Tesla’s Q2 2025 Financials Reveal 16% Automotive Revenue Decline
by AutoExpert | 24 July, 2025
Tesla’s latest financial report just dropped—and it’s not exactly sunshine and rainbows. While most people saw this coming, thanks to rising competition and Elon Musk’s growing list of controversies, the numbers still sting.
In the second quarter of 2025, Tesla’s automotive revenue slid by 16%, falling from $19.9 billion to $16.7 billion. Total revenue also dipped 12% to $22.5 billion. Not surprisingly, gross profit was down too, dropping 15% to $3.9 billion. Adjusted EBITDA took a 7% hit as well, settling at $3.4 billion.

What’s behind the drop? Tesla points to fewer vehicle deliveries, shrinking revenue from regulatory credits, and the ongoing price cuts across the lineup. Competition is heating up, and Tesla isn’t riding as high as it used to.
Deliveries of the Model 3 and Model Y fell 12% to 373,728 units in Q2. The Cybertruck, meanwhile, still isn’t gaining much traction—just 10,394 units were lumped under “other” deliveries, which also includes the aging Model S and Model X. That’s a 52% decline.
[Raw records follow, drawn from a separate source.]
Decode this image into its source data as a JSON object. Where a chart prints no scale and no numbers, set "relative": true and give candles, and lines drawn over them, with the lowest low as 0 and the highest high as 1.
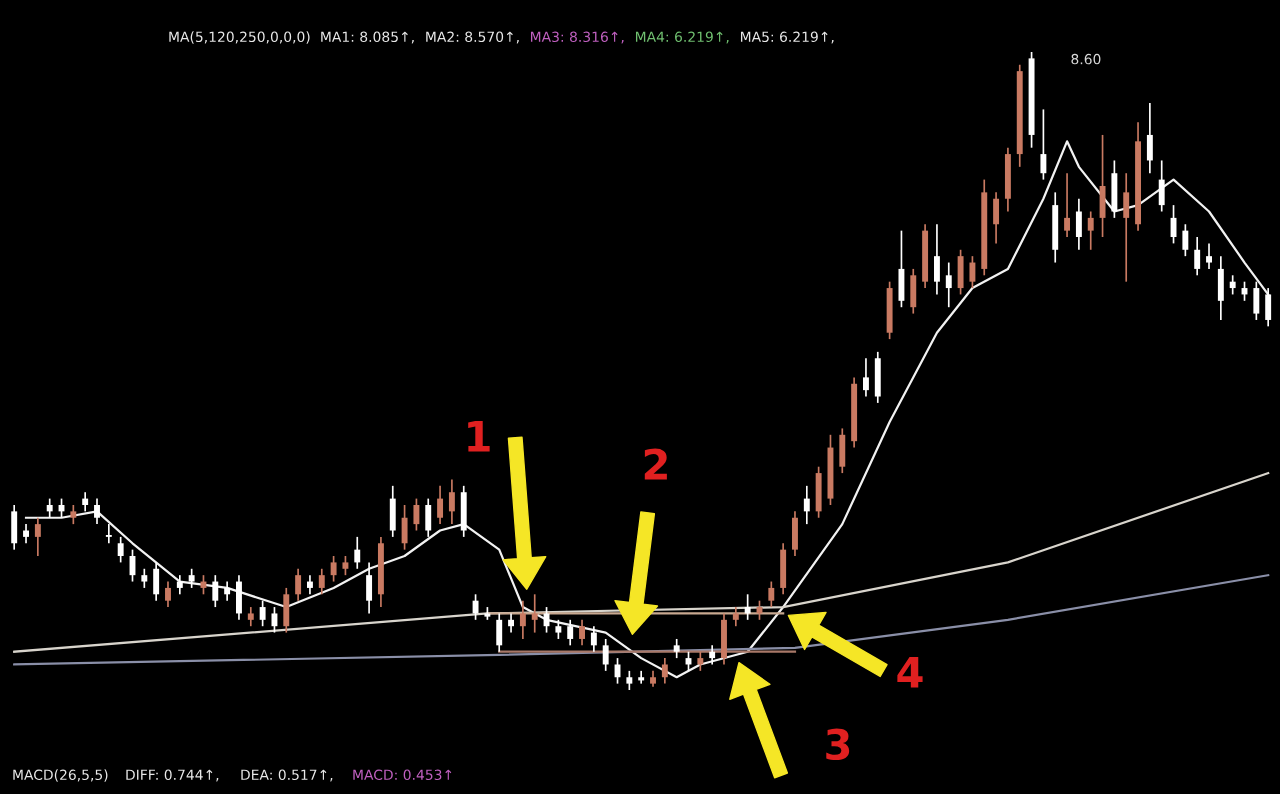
{
  "chart_data": {
    "type": "candlestick",
    "relative": true,
    "categories": [
      null,
      null,
      null,
      null,
      null,
      null,
      null,
      null,
      null,
      null,
      null,
      null,
      null,
      null,
      null,
      null,
      null,
      null,
      null,
      null,
      null,
      null,
      null,
      null,
      null,
      null,
      null,
      null,
      null,
      null,
      null,
      null,
      null,
      null,
      null,
      null,
      null,
      null,
      null,
      null,
      null,
      null,
      null,
      null,
      null,
      null,
      null,
      null,
      null,
      null,
      null,
      null,
      null,
      null,
      null,
      null,
      null,
      null,
      null,
      null,
      null,
      null,
      null,
      null,
      null,
      null,
      null,
      null,
      null,
      null,
      null,
      null,
      null,
      null,
      null,
      null,
      null,
      null,
      null,
      null,
      null,
      null,
      null,
      null,
      null,
      null,
      null,
      null,
      null,
      null,
      null,
      null,
      null,
      null,
      null,
      null,
      null,
      null,
      null,
      null,
      null,
      null,
      null,
      null,
      null,
      null,
      null
    ],
    "ohlc": [
      [
        0.28,
        0.29,
        0.22,
        0.23
      ],
      [
        0.25,
        0.26,
        0.23,
        0.24
      ],
      [
        0.24,
        0.27,
        0.21,
        0.26
      ],
      [
        0.29,
        0.3,
        0.27,
        0.28
      ],
      [
        0.29,
        0.3,
        0.27,
        0.28
      ],
      [
        0.27,
        0.29,
        0.26,
        0.28
      ],
      [
        0.3,
        0.31,
        0.28,
        0.29
      ],
      [
        0.29,
        0.3,
        0.26,
        0.27
      ],
      [
        0.24,
        0.26,
        0.23,
        0.24
      ],
      [
        0.23,
        0.24,
        0.2,
        0.21
      ],
      [
        0.21,
        0.22,
        0.17,
        0.18
      ],
      [
        0.18,
        0.19,
        0.16,
        0.17
      ],
      [
        0.19,
        0.2,
        0.14,
        0.15
      ],
      [
        0.14,
        0.17,
        0.13,
        0.16
      ],
      [
        0.17,
        0.18,
        0.15,
        0.16
      ],
      [
        0.18,
        0.19,
        0.16,
        0.17
      ],
      [
        0.16,
        0.18,
        0.15,
        0.17
      ],
      [
        0.17,
        0.18,
        0.13,
        0.14
      ],
      [
        0.16,
        0.17,
        0.14,
        0.15
      ],
      [
        0.17,
        0.18,
        0.11,
        0.12
      ],
      [
        0.11,
        0.13,
        0.1,
        0.12
      ],
      [
        0.13,
        0.14,
        0.1,
        0.11
      ],
      [
        0.12,
        0.13,
        0.09,
        0.1
      ],
      [
        0.1,
        0.16,
        0.09,
        0.15
      ],
      [
        0.15,
        0.19,
        0.14,
        0.18
      ],
      [
        0.17,
        0.18,
        0.15,
        0.16
      ],
      [
        0.16,
        0.19,
        0.15,
        0.18
      ],
      [
        0.18,
        0.21,
        0.17,
        0.2
      ],
      [
        0.19,
        0.21,
        0.18,
        0.2
      ],
      [
        0.22,
        0.24,
        0.19,
        0.2
      ],
      [
        0.18,
        0.2,
        0.12,
        0.14
      ],
      [
        0.15,
        0.24,
        0.13,
        0.23
      ],
      [
        0.3,
        0.32,
        0.24,
        0.25
      ],
      [
        0.23,
        0.29,
        0.22,
        0.27
      ],
      [
        0.26,
        0.3,
        0.25,
        0.29
      ],
      [
        0.29,
        0.3,
        0.24,
        0.25
      ],
      [
        0.27,
        0.32,
        0.26,
        0.3
      ],
      [
        0.28,
        0.33,
        0.26,
        0.31
      ],
      [
        0.31,
        0.32,
        0.24,
        0.25
      ],
      [
        0.14,
        0.15,
        0.11,
        0.12
      ],
      [
        0.12,
        0.13,
        0.11,
        0.115
      ],
      [
        0.11,
        0.12,
        0.06,
        0.07
      ],
      [
        0.11,
        0.12,
        0.09,
        0.1
      ],
      [
        0.1,
        0.14,
        0.08,
        0.12
      ],
      [
        0.11,
        0.15,
        0.09,
        0.12
      ],
      [
        0.12,
        0.13,
        0.09,
        0.1
      ],
      [
        0.1,
        0.11,
        0.08,
        0.09
      ],
      [
        0.1,
        0.11,
        0.07,
        0.08
      ],
      [
        0.08,
        0.11,
        0.07,
        0.1
      ],
      [
        0.09,
        0.1,
        0.06,
        0.07
      ],
      [
        0.07,
        0.08,
        0.03,
        0.04
      ],
      [
        0.04,
        0.05,
        0.01,
        0.02
      ],
      [
        0.02,
        0.03,
        0.0,
        0.01
      ],
      [
        0.02,
        0.03,
        0.01,
        0.015
      ],
      [
        0.01,
        0.03,
        0.005,
        0.02
      ],
      [
        0.02,
        0.05,
        0.01,
        0.04
      ],
      [
        0.07,
        0.08,
        0.05,
        0.06
      ],
      [
        0.05,
        0.06,
        0.03,
        0.04
      ],
      [
        0.04,
        0.06,
        0.03,
        0.05
      ],
      [
        0.06,
        0.07,
        0.04,
        0.05
      ],
      [
        0.05,
        0.12,
        0.04,
        0.11
      ],
      [
        0.11,
        0.13,
        0.1,
        0.12
      ],
      [
        0.13,
        0.15,
        0.11,
        0.12
      ],
      [
        0.12,
        0.14,
        0.11,
        0.13
      ],
      [
        0.14,
        0.17,
        0.13,
        0.16
      ],
      [
        0.16,
        0.23,
        0.15,
        0.22
      ],
      [
        0.22,
        0.28,
        0.21,
        0.27
      ],
      [
        0.3,
        0.32,
        0.26,
        0.28
      ],
      [
        0.28,
        0.35,
        0.27,
        0.34
      ],
      [
        0.3,
        0.4,
        0.29,
        0.38
      ],
      [
        0.35,
        0.41,
        0.34,
        0.4
      ],
      [
        0.39,
        0.49,
        0.38,
        0.48
      ],
      [
        0.49,
        0.52,
        0.46,
        0.47
      ],
      [
        0.52,
        0.53,
        0.45,
        0.46
      ],
      [
        0.56,
        0.64,
        0.55,
        0.63
      ],
      [
        0.66,
        0.72,
        0.6,
        0.61
      ],
      [
        0.6,
        0.66,
        0.59,
        0.65
      ],
      [
        0.64,
        0.73,
        0.63,
        0.72
      ],
      [
        0.68,
        0.73,
        0.62,
        0.64
      ],
      [
        0.65,
        0.67,
        0.6,
        0.63
      ],
      [
        0.63,
        0.69,
        0.62,
        0.68
      ],
      [
        0.64,
        0.68,
        0.63,
        0.67
      ],
      [
        0.66,
        0.8,
        0.65,
        0.78
      ],
      [
        0.73,
        0.78,
        0.7,
        0.77
      ],
      [
        0.77,
        0.85,
        0.75,
        0.84
      ],
      [
        0.84,
        0.98,
        0.82,
        0.97
      ],
      [
        0.99,
        1.0,
        0.85,
        0.87
      ],
      [
        0.84,
        0.91,
        0.8,
        0.81
      ],
      [
        0.76,
        0.78,
        0.67,
        0.69
      ],
      [
        0.72,
        0.81,
        0.71,
        0.74
      ],
      [
        0.75,
        0.77,
        0.69,
        0.71
      ],
      [
        0.72,
        0.75,
        0.69,
        0.74
      ],
      [
        0.74,
        0.87,
        0.71,
        0.79
      ],
      [
        0.81,
        0.83,
        0.74,
        0.75
      ],
      [
        0.74,
        0.81,
        0.64,
        0.78
      ],
      [
        0.73,
        0.89,
        0.72,
        0.86
      ],
      [
        0.87,
        0.92,
        0.81,
        0.83
      ],
      [
        0.8,
        0.83,
        0.75,
        0.76
      ],
      [
        0.74,
        0.76,
        0.7,
        0.71
      ],
      [
        0.72,
        0.73,
        0.68,
        0.69
      ],
      [
        0.69,
        0.71,
        0.65,
        0.66
      ],
      [
        0.68,
        0.7,
        0.66,
        0.67
      ],
      [
        0.66,
        0.68,
        0.58,
        0.61
      ],
      [
        0.64,
        0.65,
        0.62,
        0.63
      ],
      [
        0.63,
        0.64,
        0.61,
        0.62
      ],
      [
        0.63,
        0.64,
        0.58,
        0.59
      ],
      [
        0.62,
        0.63,
        0.57,
        0.58
      ]
    ],
    "series": [
      {
        "type": "line",
        "color": "#f2f2f2",
        "values": [
          null,
          0.27,
          null,
          null,
          0.27,
          null,
          null,
          0.28,
          null,
          null,
          0.23,
          null,
          null,
          null,
          0.17,
          null,
          null,
          null,
          0.16,
          null,
          null,
          null,
          null,
          0.13,
          null,
          null,
          null,
          0.16,
          null,
          null,
          0.19,
          null,
          null,
          0.21,
          null,
          null,
          0.25,
          null,
          0.26,
          null,
          null,
          0.22,
          null,
          0.13,
          null,
          0.11,
          null,
          null,
          null,
          null,
          0.09,
          null,
          null,
          0.05,
          null,
          null,
          0.02,
          null,
          0.04,
          null,
          null,
          null,
          0.06,
          null,
          null,
          0.13,
          null,
          null,
          null,
          null,
          0.26,
          null,
          null,
          null,
          0.42,
          null,
          null,
          null,
          0.56,
          null,
          null,
          0.63,
          null,
          null,
          0.66,
          null,
          null,
          0.77,
          null,
          0.86,
          0.82,
          null,
          null,
          0.75,
          null,
          0.76,
          null,
          null,
          0.8,
          null,
          null,
          0.75,
          null,
          null,
          0.67,
          null,
          0.62
        ]
      },
      {
        "type": "line",
        "color": "#d8d4cc",
        "values": [
          0.06,
          null,
          null,
          null,
          null,
          null,
          null,
          null,
          null,
          null,
          null,
          null,
          null,
          null,
          null,
          null,
          null,
          null,
          null,
          null,
          null,
          null,
          null,
          null,
          null,
          null,
          null,
          null,
          null,
          null,
          null,
          null,
          null,
          null,
          null,
          null,
          null,
          null,
          null,
          null,
          0.12,
          null,
          null,
          null,
          null,
          null,
          null,
          null,
          null,
          null,
          null,
          null,
          null,
          null,
          null,
          null,
          null,
          null,
          null,
          null,
          null,
          null,
          null,
          null,
          null,
          0.13,
          null,
          null,
          null,
          null,
          null,
          null,
          null,
          null,
          null,
          null,
          null,
          null,
          null,
          null,
          null,
          null,
          null,
          null,
          0.2,
          null,
          null,
          null,
          null,
          null,
          null,
          null,
          null,
          null,
          null,
          null,
          null,
          null,
          null,
          null,
          null,
          null,
          null,
          null,
          null,
          null,
          0.34
        ]
      },
      {
        "type": "line",
        "color": "#8a8fa8",
        "values": [
          0.04,
          null,
          null,
          null,
          null,
          null,
          null,
          null,
          null,
          null,
          null,
          null,
          null,
          null,
          null,
          null,
          null,
          null,
          null,
          null,
          null,
          null,
          null,
          null,
          null,
          null,
          null,
          null,
          null,
          null,
          null,
          null,
          null,
          null,
          null,
          null,
          null,
          null,
          null,
          null,
          null,
          0.055,
          null,
          null,
          null,
          null,
          null,
          null,
          null,
          null,
          null,
          null,
          null,
          null,
          null,
          null,
          null,
          null,
          null,
          null,
          null,
          null,
          null,
          null,
          null,
          null,
          0.066,
          null,
          null,
          null,
          null,
          null,
          null,
          null,
          null,
          null,
          null,
          null,
          null,
          null,
          null,
          null,
          null,
          null,
          0.11,
          null,
          null,
          null,
          null,
          null,
          null,
          null,
          null,
          null,
          null,
          null,
          null,
          null,
          null,
          null,
          null,
          null,
          null,
          null,
          null,
          null,
          0.18
        ]
      },
      {
        "type": "line",
        "color": "#c8a890",
        "values": [
          null,
          null,
          null,
          null,
          null,
          null,
          null,
          null,
          null,
          null,
          null,
          null,
          null,
          null,
          null,
          null,
          null,
          null,
          null,
          null,
          null,
          null,
          null,
          null,
          null,
          null,
          null,
          null,
          null,
          null,
          null,
          null,
          null,
          null,
          null,
          null,
          null,
          null,
          null,
          null,
          0.12,
          null,
          null,
          null,
          null,
          null,
          null,
          null,
          null,
          null,
          null,
          null,
          null,
          null,
          null,
          null,
          null,
          null,
          null,
          null,
          null,
          null,
          null,
          null,
          null,
          0.12,
          null,
          null,
          null,
          null,
          null,
          null,
          null,
          null,
          null,
          null,
          null,
          null,
          null,
          null,
          null,
          null,
          null,
          null,
          null,
          null,
          null,
          null,
          null,
          null,
          null,
          null,
          null,
          null,
          null,
          null,
          null,
          null,
          null,
          null,
          null,
          null,
          null,
          null,
          null,
          null,
          null
        ]
      },
      {
        "type": "line",
        "color": "#a87868",
        "values": [
          null,
          null,
          null,
          null,
          null,
          null,
          null,
          null,
          null,
          null,
          null,
          null,
          null,
          null,
          null,
          null,
          null,
          null,
          null,
          null,
          null,
          null,
          null,
          null,
          null,
          null,
          null,
          null,
          null,
          null,
          null,
          null,
          null,
          null,
          null,
          null,
          null,
          null,
          null,
          null,
          null,
          0.06,
          null,
          null,
          null,
          null,
          null,
          null,
          null,
          null,
          null,
          null,
          null,
          null,
          null,
          null,
          null,
          null,
          null,
          null,
          null,
          null,
          null,
          null,
          null,
          null,
          0.06,
          null,
          null,
          null,
          null,
          null,
          null,
          null,
          null,
          null,
          null,
          null,
          null,
          null,
          null,
          null,
          null,
          null,
          null,
          null,
          null,
          null,
          null,
          null,
          null,
          null,
          null,
          null,
          null,
          null,
          null,
          null,
          null,
          null,
          null,
          null,
          null,
          null,
          null,
          null,
          null
        ]
      }
    ],
    "annotations": [
      "MA(5,120,250,0,0,0)",
      "MA1: 8.085↑,",
      "MA2: 8.570↑,",
      "MA3: 8.316↑,",
      "MA4: 6.219↑,",
      "MA5: 6.219↑,",
      "8.60",
      "MACD(26,5,5)",
      "DIFF: 0.744↑,",
      "DEA: 0.517↑,",
      "MACD: 0.453↑",
      "1",
      "2",
      "3",
      "4"
    ]
  }
}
Despite the numbers, Tesla is keeping its chin up. The company says its entire lineup is “better than ever” after recent updates and claims it’s still on track to launch new models later this year. That said, the long-promised Roadster is still stuck in the “design development” phase—so don’t expect it to show up in showrooms anytime soon.

There was also an update on Tesla’s robotaxi pilot in Austin. The company says it's working to improve and expand the ride-hailing service and plans to roll it out in more U.S. cities. Since the system isn’t tied to a specific location, Tesla believes it can scale it quickly with minimal investment.
One silver lining? Superchargers. Tesla added 904 new charging stations over the past year. That’s especially good news now that more non-Tesla EVs are gaining access to the network, something that’s quietly turning into a solid revenue stream.
All in all, Tesla’s Q2 was a bit rough, but the company seems focused on regrouping and looking ahead. Whether that pays off in the next quarter remains to be seen.